The above are mostly product examples. Biomimicry can also be used to draw on natural solutions to improve services and organizational processes. For example, some creatures, particularly females, instinctively make sounds of a type and pitch that has a calming effect on babies and even peers in stressful situations. Much study is being made of bird and bee navigation systems, and pheromones that have profound effects on behaviour of many creatures of the same species, and even on their predators and prey.

In biomimicry, the question to ask is always: How does nature deal with this problem?

One of the problems we face when trying to apply biomimicry beyond the mysterious physical/structural, chemical and technological ways nature solves problems, is anthropomorphizing. Particularly when we look at animal behaviour, we expect and look for animals to behave the way we do, and ascribe human-like causes to their behaviour.

So, for example, we are prone to saying that wild animals live in strict hierarchies, with the “alphas” dominating the rest, when closer study shows this is rare: the leaders of most animal groups are selected by the groups themselves, and leadership changes often and generally entails more work and hardship than benefits. We ascribe individualistic, “selfish” behaviours and conflicts to wild creatures when most of their behaviours are collective and done for the benefit of the whole group. We imagine wild creatures living perilous, anxious “dog eat dog” lives “red in teeth and claw”, when the natural state of most wild creatures varies between equanimity and enthusiasm, with the fight/flight/ freeze moments being extremely rare. We love to say that many animals “mate for life” when very few actually do.

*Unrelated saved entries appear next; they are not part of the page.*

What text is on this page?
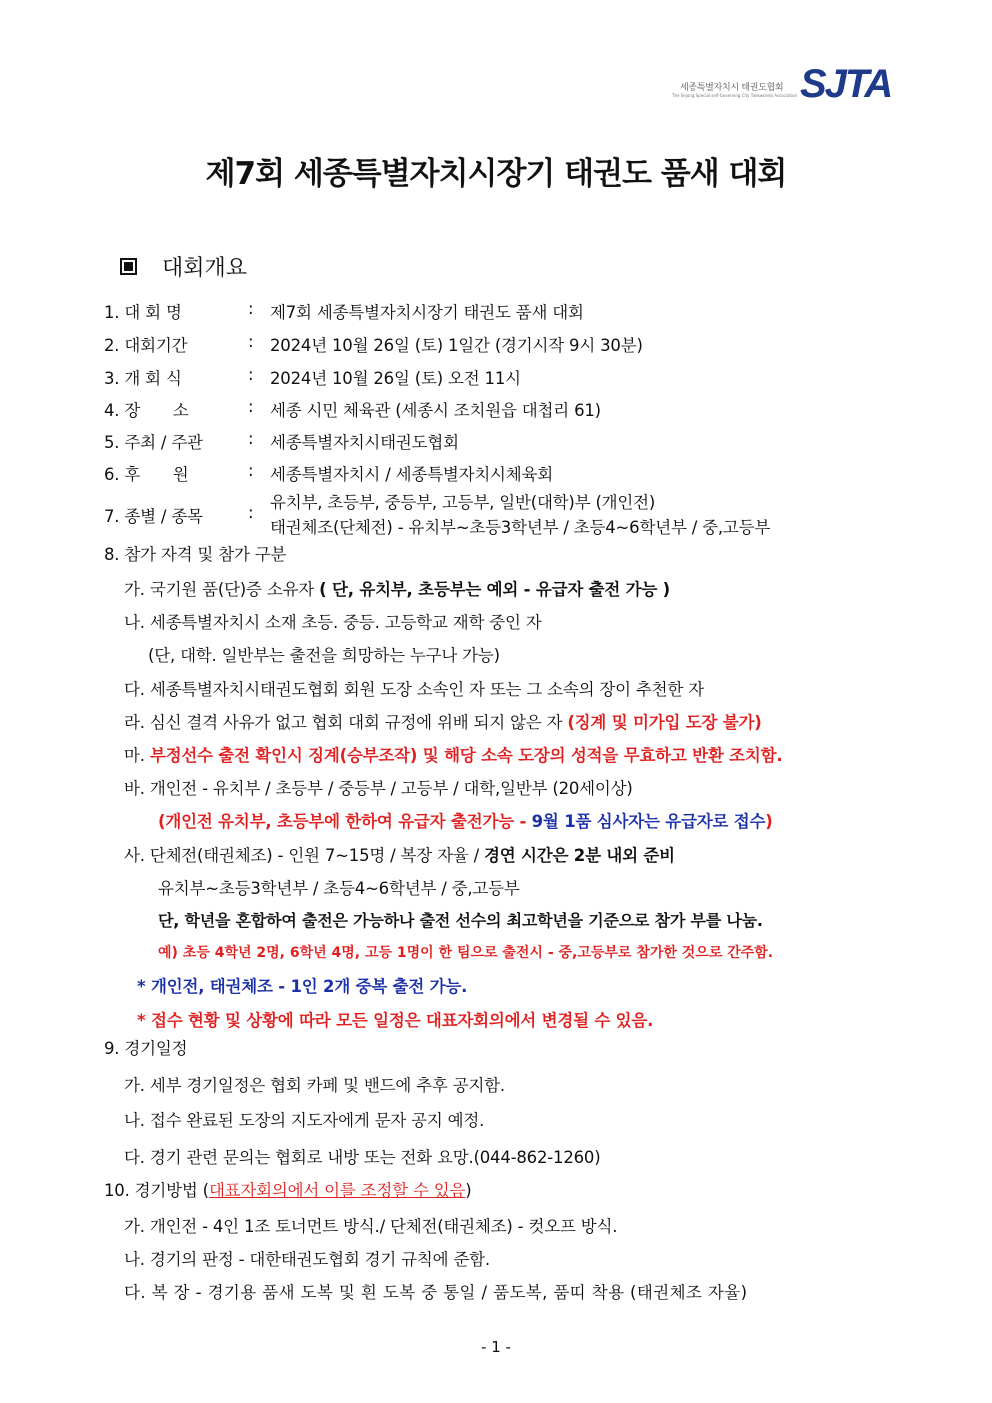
세종특별자치시 태권도협회
The Sejong Special self-Governing City Taekwondo Association SJTA
제7회 세종특별자치시장기 태권도 품새 대회
대회개요
1. 대 회 명	: 제7회 세종특별자치시장기 태권도 품새 대회
2. 대회기간	: 2024년 10월 26일 (토) 1일간 (경기시작 9시 30분)
3. 개 회 식	: 2024년 10월 26일 (토) 오전 11시
4. 장　　소	: 세종 시민 체육관 (세종시 조치원읍 대첩리 61)
5. 주최 / 주관	: 세종특별자치시태권도협회
6. 후　　원	: 세종특별자치시 / 세종특별자치시체육회
7. 종별 / 종목	:
유치부, 초등부, 중등부, 고등부, 일반(대학)부 (개인전)
태권체조(단체전) - 유치부~초등3학년부 / 초등4~6학년부 / 중,고등부
8. 참가 자격 및 참가 구분
가. 국기원 품(단)증 소유자 ( 단, 유치부, 초등부는 예외 - 유급자 출전 가능 )
나. 세종특별자치시 소재 초등. 중등. 고등학교 재학 중인 자
(단, 대학. 일반부는 출전을 희망하는 누구나 가능)
다. 세종특별자치시태권도협회 회원 도장 소속인 자 또는 그 소속의 장이 추천한 자
라. 심신 결격 사유가 없고 협회 대회 규정에 위배 되지 않은 자 (징계 및 미가입 도장 불가)
마. 부정선수 출전 확인시 징계(승부조작) 및 해당 소속 도장의 성적을 무효하고 반환 조치함.
바. 개인전 - 유치부 / 초등부 / 중등부 / 고등부 / 대학,일반부 (20세이상)
(개인전 유치부, 초등부에 한하여 유급자 출전가능 - 9월 1품 심사자는 유급자로 접수)
사. 단체전(태권체조) - 인원 7~15명 / 복장 자율 / 경연 시간은 2분 내외 준비
유치부~초등3학년부 / 초등4~6학년부 / 중,고등부
단, 학년을 혼합하여 출전은 가능하나 출전 선수의 최고학년을 기준으로 참가 부를 나눔.
예) 초등 4학년 2명, 6학년 4명, 고등 1명이 한 팀으로 출전시 - 중,고등부로 참가한 것으로 간주함.
* 개인전, 태권체조 - 1인 2개 중복 출전 가능.
* 접수 현황 및 상황에 따라 모든 일정은 대표자회의에서 변경될 수 있음.
9. 경기일정
가. 세부 경기일정은 협회 카페 및 밴드에 추후 공지함.
나. 접수 완료된 도장의 지도자에게 문자 공지 예정.
다. 경기 관련 문의는 협회로 내방 또는 전화 요망.(044-862-1260)
10. 경기방법 (대표자회의에서 이를 조정할 수 있음)
가. 개인전 - 4인 1조 토너먼트 방식./ 단체전(태권체조) - 컷오프 방식.
나. 경기의 판정 - 대한태권도협회 경기 규칙에 준함.
다. 복 장 - 경기용 품새 도복 및 흰 도복 중 통일 / 품도복, 품띠 착용 (태권체조 자율)
- 1 -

But if we can get past the anthropomorphizing, there’s lots to learn about how animals live and ‘work’ together, collaboratively and cooperatively. The first thing to witness is their capacity for paying attention. They learn by watching others — what foods their parents eat and which they avoid, how to do just about anything more effectively, and even how to overcome those annoying squirrel baffles. They use workarounds and adaptations to adjust their behaviours to better suit their current environment and situation, instead of brute force trying to change the environment and situation to suit them.

Workarounds are, in fact, the way most human activity in larger workplaces actually gets done. So a computer system that, in the interest of top down command and control, blocks the front-line service person from doing what needs to be done to reasonably satisfy the customer (be that a refund, price reduction, replacement or credit), is preventing the precise workarounds that are essential to customer satisfaction. In a healthy workplace, everyone is free and empowered to do whatever it takes to make the customer happy, even if that means tossing out the SOP manual. Block the workarounds and not only is the customer enraged, the employee’s morale is battered as well. Everyone loses, just because the system is inflexible.

We can use a process called “cultural anthropology” to just watch and notice where the “wear patterns”, awkward (and sometimes ingenious) workarounds, and other signs of dysfunction and adaptation are, and then institute processes to unclog the former and enable and encourage the latter.

There’s lots of other lessons to learn from studying wild animal behaviour as well. The only limits on our capacity to improve our organizations’ processes to everyone’s benefit, are our attention, our imagination, and a willingness to let go of (illusory) control and let the principles of self-organization, curiosity, and trust that everyone’s doing their best, determine what gets done and how. But few organizations (especially large ones) are willing to do so. Far too many have bought the propaganda of patriarchy, coercion, control, competition and rigidity. Nature knows better.